Anyway, my purpose was not to illustrate this dreadful malady but to make a piece of art that, in part, germinates there. At every moment of our lives we move through crossroads, mostly without being aware of it. I wanted (unconsciously, to be sure) to fix my character at the nexus of all possibilities.
Your new novel, The Color of Night, delves into the violent past of a woman whose memory is jogged by footage of the Twin Towers falling. In our autumn issue this year we’ll be looking at the legacy of 9/11. Do you think that day unleashed something dark in us, which we wouldn’t otherwise have accessed?

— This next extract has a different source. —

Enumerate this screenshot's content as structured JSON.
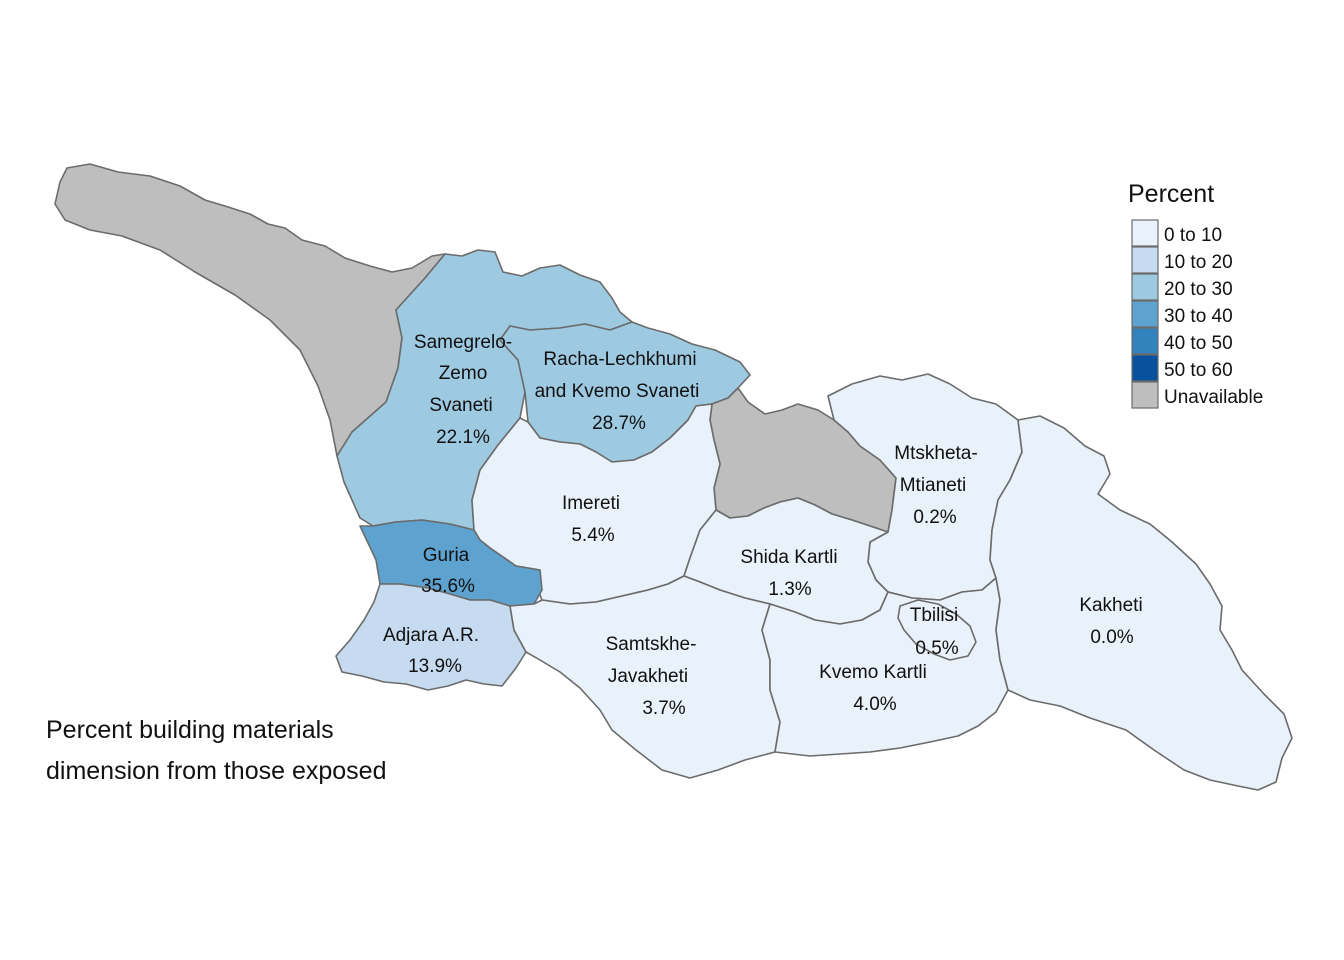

Undoubtedly, and at many levels. A terrorist who can make you feel dread whenever you see an airplane has succeeded brilliantly. That part wears off, but I think there is a permanent wound in the national psyche. It can be called minor compared to what many other nations have, but it’s still there.
What I thought I understood almost immediately was that the United States had entered a very long-term situation of what’s called asymmetrical war – the same situation that Israel, to some extent our proxy in these matters, has been in for much longer. Indeed I expected that acts of terror would enter our daily lives to a greater extent than they have so far. I’m not sure why. The ever-escalating harassment of airline passengers reminds me, unpleasantly, of the Maginot Line. I hope we’re as safe here as we seem to be because of the vigilance of our government (which certainly deserves enormous credit for foiling plots like the one to detonate a car bomb in Times Square) and that it isn’t just dumb luck.
In the 1960s American society split along generational and racial lines. The terrorist exploits of the Manson family (alluded to in The Color of Night) were maybe the most extreme expression of a more widely, though less intensely, shared desire to tear the existing social structure down and start over. The 9/11 sequence of events, after briefly bringing the country together, seems to me to have deepened a rift which existed before, this one regional and cultural. We all abhor the idea of Islamic fundamentalist theocracy, but there’s a significant minority of our citizens who would embrace a Christian version of that. We are fortunate that, since the blue states surround the red states (I should mention that I divide my time between the two regions), civil war is geographically unfeasible.
You’ve written a lot about Haiti, in both fiction and non-fiction. As the country rebuilds itself, what direction do you see for its literature?
A glorious and terrible quality of Haitian culture is its ability to enact the best and worst extremes of human possibility at the same time. It’s cynical to say that such a situation is propitious for art, but true. Haiti has given us one of the very best American writers of our time in Edwidge Danticat, who also belongs to an extraordinarily fertile community of Creole/Francophone writers: Evelyne Trouillot, Franketienne, Kettly Mars, Rodney Saint-Eloi, Yannick Lahens, Georges Castera, Sito Cavé, Gary Victor, Louis Philippe Dalembert, Lyonel Trouillot and many more. Lyonel Trouillot, for my money, is the ultimate Haitian catastrophe artist, because of his unusual ability to make great art out of historic upheavals while standing in the midst of them.
What are you working on next?
I have an indescribable novel called Behind the Moon, now in the hands of my publishers. I’m finishing a novel about the Red Stick Wars of 1812-13, in which Andrew Jackson destroyed the Creek Nation. I’m contemplating two more Jacksonian novels, about his adventures in New Orleans and Florida, along with a novel about zombies (the real ones, not the spawn of George Romero and nothing at all to do with Jane Austen). I’m committed to spend a good chunk of next year working on a biography of the Haitian revolutionary leader Jean-Jacques Dessalines, and – there are lots of other bits of pocket lint but I am not sure exactly when they will be amalgamated.